Tips for Learning to Love the Naysayers at Work

Gulliver's Travels was a cartoon that featured a character named Glum. Glum was always unhappy and enjoyed complaining. He was always grumpy and seldom had anything positive to say.

"It'll never work."

"Turn back, we'll never make it."

"It's hopeless."

"I told you it'll never work."

"We're doomed."

Every organization has (at least) one Glum.

You know who I mean -- you may even be thinking of someone right now! -- the person who finds holes in every idea and a reason to keep every project from taking off. 

Naysayers come in all shapes and sizes. Some simply delight in putting down any idea that didn’t come from them, but many nay-saying people want things to be just right before proceeding--they may even be perfectionists!

Here’s a little-known secret about this type: You can befriend and collaborate effectively with them. 

How? By looking at their tendencies as an asset, not a flaw! Ask the department naysayer to review your proposal or project so that they "poke holes in the argument" or point out anything you may have missed--you'll gain valuable insight into any deficiencies or issues with what's been planned.

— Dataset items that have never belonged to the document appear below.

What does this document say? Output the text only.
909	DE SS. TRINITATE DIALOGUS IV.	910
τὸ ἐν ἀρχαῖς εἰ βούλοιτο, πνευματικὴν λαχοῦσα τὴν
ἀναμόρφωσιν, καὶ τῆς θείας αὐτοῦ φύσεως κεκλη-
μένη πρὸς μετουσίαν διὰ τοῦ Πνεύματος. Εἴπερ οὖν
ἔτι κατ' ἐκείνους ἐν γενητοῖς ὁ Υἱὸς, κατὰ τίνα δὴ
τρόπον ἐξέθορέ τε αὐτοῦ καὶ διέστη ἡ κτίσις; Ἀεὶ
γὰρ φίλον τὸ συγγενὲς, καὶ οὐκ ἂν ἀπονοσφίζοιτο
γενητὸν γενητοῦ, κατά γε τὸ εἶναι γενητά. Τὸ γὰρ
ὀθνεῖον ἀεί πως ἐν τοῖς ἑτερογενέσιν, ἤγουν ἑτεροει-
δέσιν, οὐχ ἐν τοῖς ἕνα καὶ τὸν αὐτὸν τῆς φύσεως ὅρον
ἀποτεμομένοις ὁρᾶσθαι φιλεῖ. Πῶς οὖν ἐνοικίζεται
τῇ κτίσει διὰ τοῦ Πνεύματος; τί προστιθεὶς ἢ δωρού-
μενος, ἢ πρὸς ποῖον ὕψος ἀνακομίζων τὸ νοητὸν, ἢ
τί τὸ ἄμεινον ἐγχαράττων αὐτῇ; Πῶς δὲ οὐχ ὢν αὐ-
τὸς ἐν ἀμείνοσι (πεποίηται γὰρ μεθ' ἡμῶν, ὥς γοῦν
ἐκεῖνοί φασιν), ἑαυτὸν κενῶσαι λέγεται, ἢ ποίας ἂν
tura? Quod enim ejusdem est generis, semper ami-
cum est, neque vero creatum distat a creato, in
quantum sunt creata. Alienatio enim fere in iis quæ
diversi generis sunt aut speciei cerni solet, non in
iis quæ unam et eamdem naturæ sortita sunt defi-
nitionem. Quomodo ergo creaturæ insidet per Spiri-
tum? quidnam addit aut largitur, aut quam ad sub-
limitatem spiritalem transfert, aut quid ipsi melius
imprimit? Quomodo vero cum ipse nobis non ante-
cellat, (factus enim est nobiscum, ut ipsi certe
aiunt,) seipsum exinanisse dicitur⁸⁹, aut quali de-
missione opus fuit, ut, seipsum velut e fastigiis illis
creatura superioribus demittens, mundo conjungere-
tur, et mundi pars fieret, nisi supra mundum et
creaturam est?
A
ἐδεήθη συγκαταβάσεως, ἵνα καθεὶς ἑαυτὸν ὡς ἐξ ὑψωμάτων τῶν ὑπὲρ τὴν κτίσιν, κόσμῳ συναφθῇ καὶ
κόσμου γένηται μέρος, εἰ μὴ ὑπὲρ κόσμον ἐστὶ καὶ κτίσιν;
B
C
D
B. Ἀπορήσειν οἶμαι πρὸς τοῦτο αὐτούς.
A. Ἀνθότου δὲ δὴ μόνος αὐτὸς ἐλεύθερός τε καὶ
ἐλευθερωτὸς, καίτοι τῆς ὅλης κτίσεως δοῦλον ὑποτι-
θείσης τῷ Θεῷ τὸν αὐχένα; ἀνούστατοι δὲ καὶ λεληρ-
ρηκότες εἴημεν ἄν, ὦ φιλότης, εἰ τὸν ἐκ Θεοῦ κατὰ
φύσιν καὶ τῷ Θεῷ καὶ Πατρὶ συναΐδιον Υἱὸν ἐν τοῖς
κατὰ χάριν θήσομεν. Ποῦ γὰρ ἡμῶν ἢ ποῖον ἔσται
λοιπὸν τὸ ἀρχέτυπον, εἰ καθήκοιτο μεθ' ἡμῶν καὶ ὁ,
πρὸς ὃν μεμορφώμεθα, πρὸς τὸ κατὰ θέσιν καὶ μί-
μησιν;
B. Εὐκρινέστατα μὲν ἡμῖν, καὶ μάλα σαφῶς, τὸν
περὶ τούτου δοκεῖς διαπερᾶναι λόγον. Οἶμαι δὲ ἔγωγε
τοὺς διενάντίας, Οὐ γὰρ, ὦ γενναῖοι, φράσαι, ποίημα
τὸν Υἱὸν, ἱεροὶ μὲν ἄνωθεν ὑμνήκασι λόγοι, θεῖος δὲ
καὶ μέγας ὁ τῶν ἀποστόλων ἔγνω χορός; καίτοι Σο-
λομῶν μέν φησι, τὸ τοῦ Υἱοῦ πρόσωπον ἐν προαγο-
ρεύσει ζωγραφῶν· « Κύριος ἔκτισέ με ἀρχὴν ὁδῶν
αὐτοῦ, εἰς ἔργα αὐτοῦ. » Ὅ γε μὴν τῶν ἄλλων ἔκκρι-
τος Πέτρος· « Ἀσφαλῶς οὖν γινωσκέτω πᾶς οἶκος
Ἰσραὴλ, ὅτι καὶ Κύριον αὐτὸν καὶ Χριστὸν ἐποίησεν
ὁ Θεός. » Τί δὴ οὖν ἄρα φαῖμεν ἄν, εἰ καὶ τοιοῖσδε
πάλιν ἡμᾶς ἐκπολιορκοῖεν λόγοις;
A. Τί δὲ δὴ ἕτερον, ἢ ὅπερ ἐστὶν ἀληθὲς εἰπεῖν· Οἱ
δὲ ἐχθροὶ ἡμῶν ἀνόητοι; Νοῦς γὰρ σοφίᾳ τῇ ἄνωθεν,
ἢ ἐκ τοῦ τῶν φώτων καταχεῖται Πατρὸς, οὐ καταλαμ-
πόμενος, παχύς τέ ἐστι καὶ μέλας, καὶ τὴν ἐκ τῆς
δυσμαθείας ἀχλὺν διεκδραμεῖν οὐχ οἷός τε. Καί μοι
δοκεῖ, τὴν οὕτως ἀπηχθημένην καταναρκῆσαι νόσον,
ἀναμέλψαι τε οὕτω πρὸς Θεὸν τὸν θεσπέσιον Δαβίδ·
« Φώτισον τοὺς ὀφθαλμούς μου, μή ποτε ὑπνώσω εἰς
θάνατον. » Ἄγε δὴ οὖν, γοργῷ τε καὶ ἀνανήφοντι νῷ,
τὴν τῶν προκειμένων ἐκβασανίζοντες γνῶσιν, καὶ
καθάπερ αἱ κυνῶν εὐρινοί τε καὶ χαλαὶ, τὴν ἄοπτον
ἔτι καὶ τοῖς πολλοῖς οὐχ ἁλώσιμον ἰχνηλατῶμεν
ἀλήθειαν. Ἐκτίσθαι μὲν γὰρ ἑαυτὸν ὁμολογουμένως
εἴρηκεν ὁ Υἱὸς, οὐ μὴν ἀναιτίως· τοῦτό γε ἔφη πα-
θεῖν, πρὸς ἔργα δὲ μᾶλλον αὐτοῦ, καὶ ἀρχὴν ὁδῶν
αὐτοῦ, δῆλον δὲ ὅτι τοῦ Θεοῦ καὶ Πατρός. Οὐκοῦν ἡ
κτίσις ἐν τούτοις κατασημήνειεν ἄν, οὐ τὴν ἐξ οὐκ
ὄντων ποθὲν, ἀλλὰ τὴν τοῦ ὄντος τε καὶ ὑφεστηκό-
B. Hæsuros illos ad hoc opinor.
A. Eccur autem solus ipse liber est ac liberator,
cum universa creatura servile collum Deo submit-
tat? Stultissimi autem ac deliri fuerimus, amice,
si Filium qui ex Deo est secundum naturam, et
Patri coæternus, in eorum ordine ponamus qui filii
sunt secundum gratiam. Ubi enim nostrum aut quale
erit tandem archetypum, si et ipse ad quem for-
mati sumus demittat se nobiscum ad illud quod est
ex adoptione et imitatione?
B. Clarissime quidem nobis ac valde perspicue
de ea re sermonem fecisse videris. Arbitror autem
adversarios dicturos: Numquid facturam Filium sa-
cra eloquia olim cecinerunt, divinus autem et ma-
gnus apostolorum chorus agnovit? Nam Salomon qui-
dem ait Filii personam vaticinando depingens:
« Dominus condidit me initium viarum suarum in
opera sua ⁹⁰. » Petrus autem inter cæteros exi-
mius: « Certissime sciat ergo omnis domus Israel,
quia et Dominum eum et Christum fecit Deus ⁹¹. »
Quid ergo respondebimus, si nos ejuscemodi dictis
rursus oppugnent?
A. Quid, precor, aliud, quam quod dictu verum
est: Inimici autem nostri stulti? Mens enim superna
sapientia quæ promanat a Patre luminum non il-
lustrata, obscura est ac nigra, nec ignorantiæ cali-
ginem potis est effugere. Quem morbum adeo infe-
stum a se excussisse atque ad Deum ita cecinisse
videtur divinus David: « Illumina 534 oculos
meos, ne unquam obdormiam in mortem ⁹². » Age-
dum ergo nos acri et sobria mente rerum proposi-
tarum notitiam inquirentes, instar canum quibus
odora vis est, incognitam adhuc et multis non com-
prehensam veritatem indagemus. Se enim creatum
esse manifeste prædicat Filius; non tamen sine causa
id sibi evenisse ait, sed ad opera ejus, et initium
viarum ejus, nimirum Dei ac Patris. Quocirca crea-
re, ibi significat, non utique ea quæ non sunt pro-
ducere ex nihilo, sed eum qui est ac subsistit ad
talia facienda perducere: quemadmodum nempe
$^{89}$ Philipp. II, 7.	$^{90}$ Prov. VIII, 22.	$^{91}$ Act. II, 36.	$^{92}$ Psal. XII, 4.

Then (and this is the hard part): receive their feedback and incorporate their ideas. 

If you want your ideas and visions realized --no matter how big or small they may be--then success will depend on developing relationships with those who have different perspectives from us.

Get out and explore different areas, talk to different people, and see what you can find! You never know what sort of knowledge is hiding in the nooks and crannies of your workplace.

You need to learn from different areas: tech, sales, marketing, product development, finance, human resources, client services, operations, and distribution. 

By breaking out of your silo and developing good working relationships with people from across your company, you will expand your network of information and resources. By working together, you can tap into a wealth of knowledge and resources that are otherwise hidden from your view. An organization's success is often due to the ability to get creative with different perspectives on how to execute better.

And it all starts by seeking out your naysayers.